856, 860 (2d Cir. 1990). Rather, the Commissioner’s determination will be reversed only if the correct legal standards were not applied, or it was not supported by substantial evidence. See Johnson v. Bowen, 817 F.2d 983, 986 (2d Cir. 1987) (“Where there is a reasonable basis for doubt whether the ALJ applied correct legal principles, application of the substantial evidence standard to uphold a finding of no disability creates an unacceptable risk that a claimant will be deprived of the right to have h[is] disability determination made according to the correct legal principles.”); accord Grey v. Heckler, 721 F.2d 41, 46 (2d Cir. 1983), Marcus v. Califano, 615 F.2d 23, 27 (2d Cir. 1979). “Substantial evidence” is evidence that amounts to “more than a mere scintilla,” and has been defined as “such relevant evidence as a reasonable mind might accept as adequate to support a conclusion.” Richardson v. Perales, 402 U.S. 389, 401 (1971).
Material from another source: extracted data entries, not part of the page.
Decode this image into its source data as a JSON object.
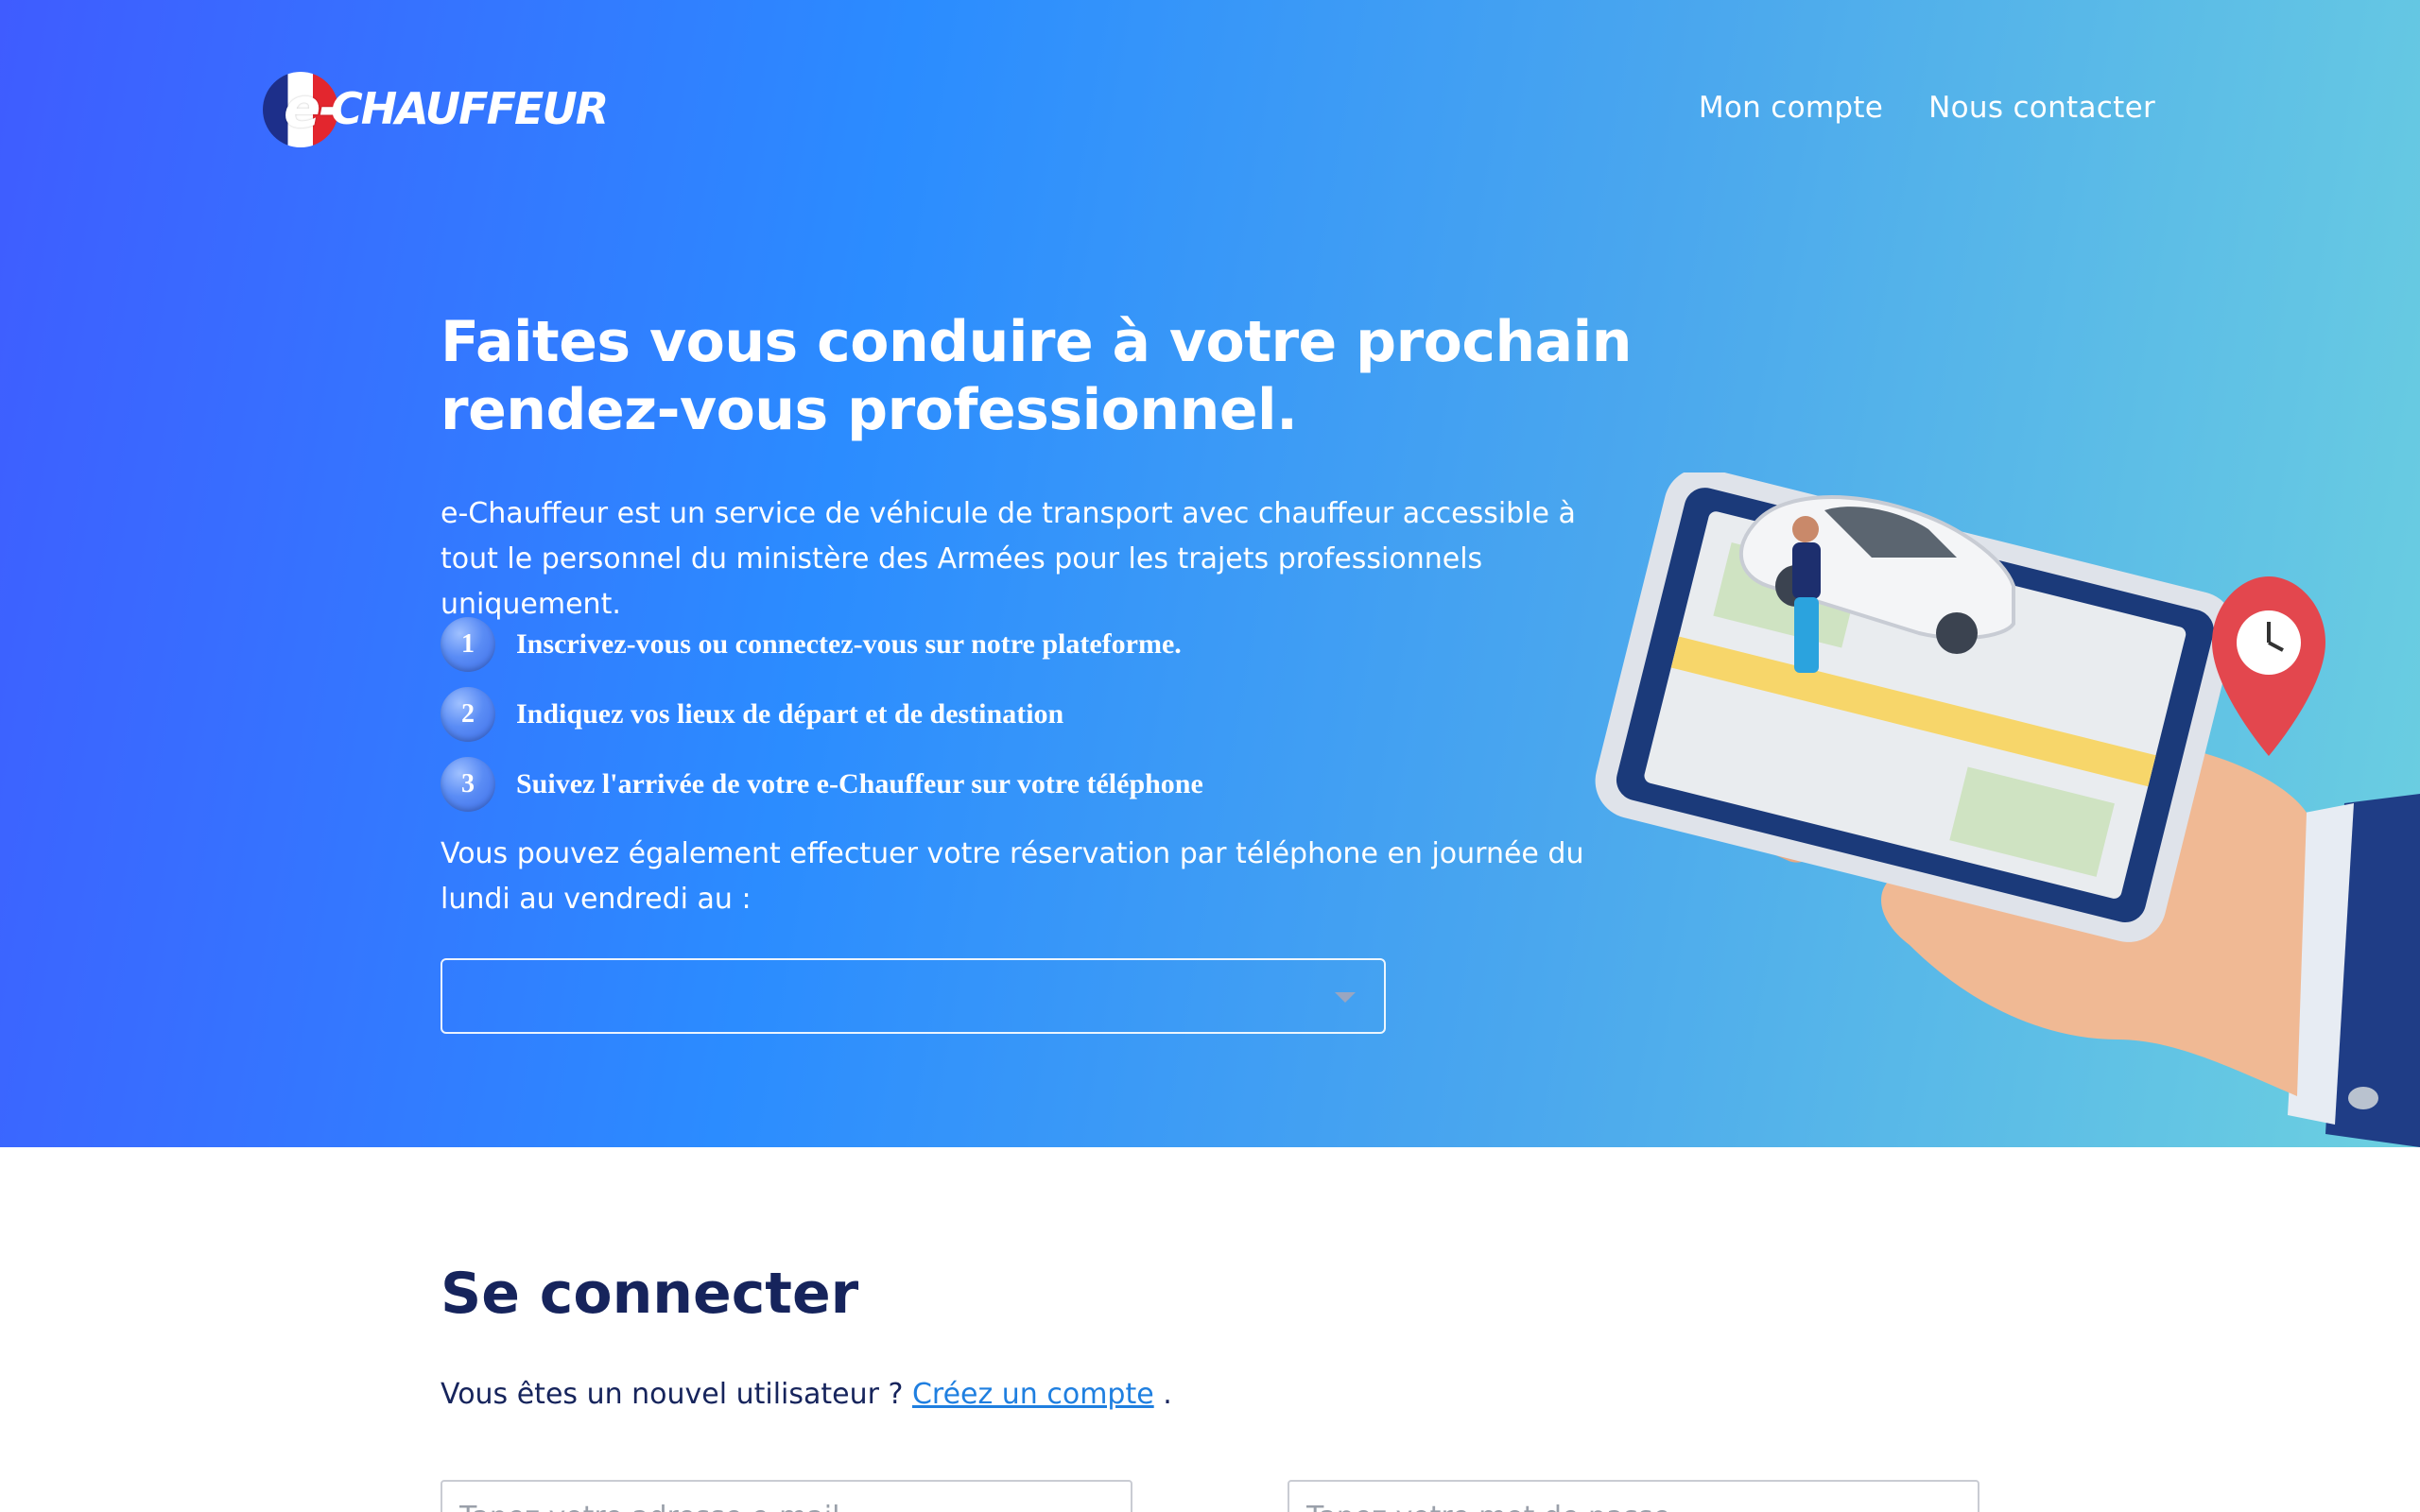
{
  "brand": {
    "logo_text": "e-CHAUFFEUR"
  },
  "nav": {
    "account": "Mon compte",
    "contact": "Nous contacter"
  },
  "hero": {
    "title": "Faites vous conduire à votre prochain rendez-vous professionnel.",
    "description": "e-Chauffeur est un service de véhicule de transport avec chauffeur accessible à tout le personnel du ministère des Armées pour les trajets professionnels uniquement.",
    "steps": [
      {
        "num": "1",
        "text": "Inscrivez-vous ou connectez-vous sur notre plateforme."
      },
      {
        "num": "2",
        "text": "Indiquez vos lieux de départ et de destination"
      },
      {
        "num": "3",
        "text": "Suivez l'arrivée de votre e-Chauffeur sur votre téléphone"
      }
    ],
    "phone_note": "Vous pouvez également effectuer votre réservation par téléphone en journée du lundi au vendredi au :",
    "phone_select_value": ""
  },
  "login": {
    "title": "Se connecter",
    "new_user_prefix": "Vous êtes un nouvel utilisateur ?",
    "create_account_link": "Créez un compte",
    "suffix": ".",
    "email_placeholder": "Tapez votre adresse e-mail",
    "password_placeholder": "Tapez votre mot de passe"
  },
  "colors": {
    "gradient_start": "#3f5cff",
    "gradient_mid": "#2b8cff",
    "gradient_end": "#6cd0e0",
    "heading_navy": "#16245c",
    "link_blue": "#1f7fe0"
  },
  "icons": {
    "step_badge": "numbered-circle-icon",
    "select_caret": "chevron-down-icon"
  }
}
Where evidence is deemed susceptible to more than one rational interpretation, the Commissioner’s conclusion must be upheld. Rutherford v. Schweiker, 685 F.2d 60, 62 (2d Cir. 1982). “To determine on appeal whether the ALJ’s findings are supported by substantial evidence, a reviewing court considers the whole record, examining evidence from both sides, because an analysis of the substantiality of the evidence must also include that which detracts from its weight.” Williams on behalf of Williams v. Bowen, 859 F.2d 255, 258 (2d Cir. 1988). If supported by substantial evidence, the Commissioner’s finding must be sustained “even where substantial evidence may support the plaintiff’s position and despite that the court’s independent analysis of the evidence may differ from the [Commissioner’s].” Rosado v. Sullivan, 805 F. Supp. 147, 153 (S.D.N.Y. 1992). In other words, this Court must afford the Commissioner’s determination considerable deference, and may not substitute “its own judgment for that of the [Commissioner], even if it might justifiably have reached a different result upon a de novo

review.” Valente v. Sec’y of Health & Human Servs., 733 F.2d 1037, 1041 (2d Cir. 1984). B. Standard for Benefits The Commissioner has established a five-step process to determine whether an individual is disabled as defined by the Social Security Act. 20 C.F.R. §§ 404.1520, 416.920. The Supreme Court has recognized the validity of this sequential evaluation process. Bowen v. Yuckert, 482 U.S. 137, 141-42 (1987). The five-step process asks: (1) whether the claimant is currently engaged in substantial gainful activity; (2) whether the claimant has a severe impairment or combination of impairments; (3) whether the impairment meets or equals the severity of the specified impairments in the Listing of Impairments; (4) based on a “residual functional capacity” assessment, whether the claimant can perform any of his or her past relevant work despite the impairment; and (5) whether there are significant numbers of jobs in the national economy that the claimant can perform given the claimant’s residual functional capacity, age, education, and work experience.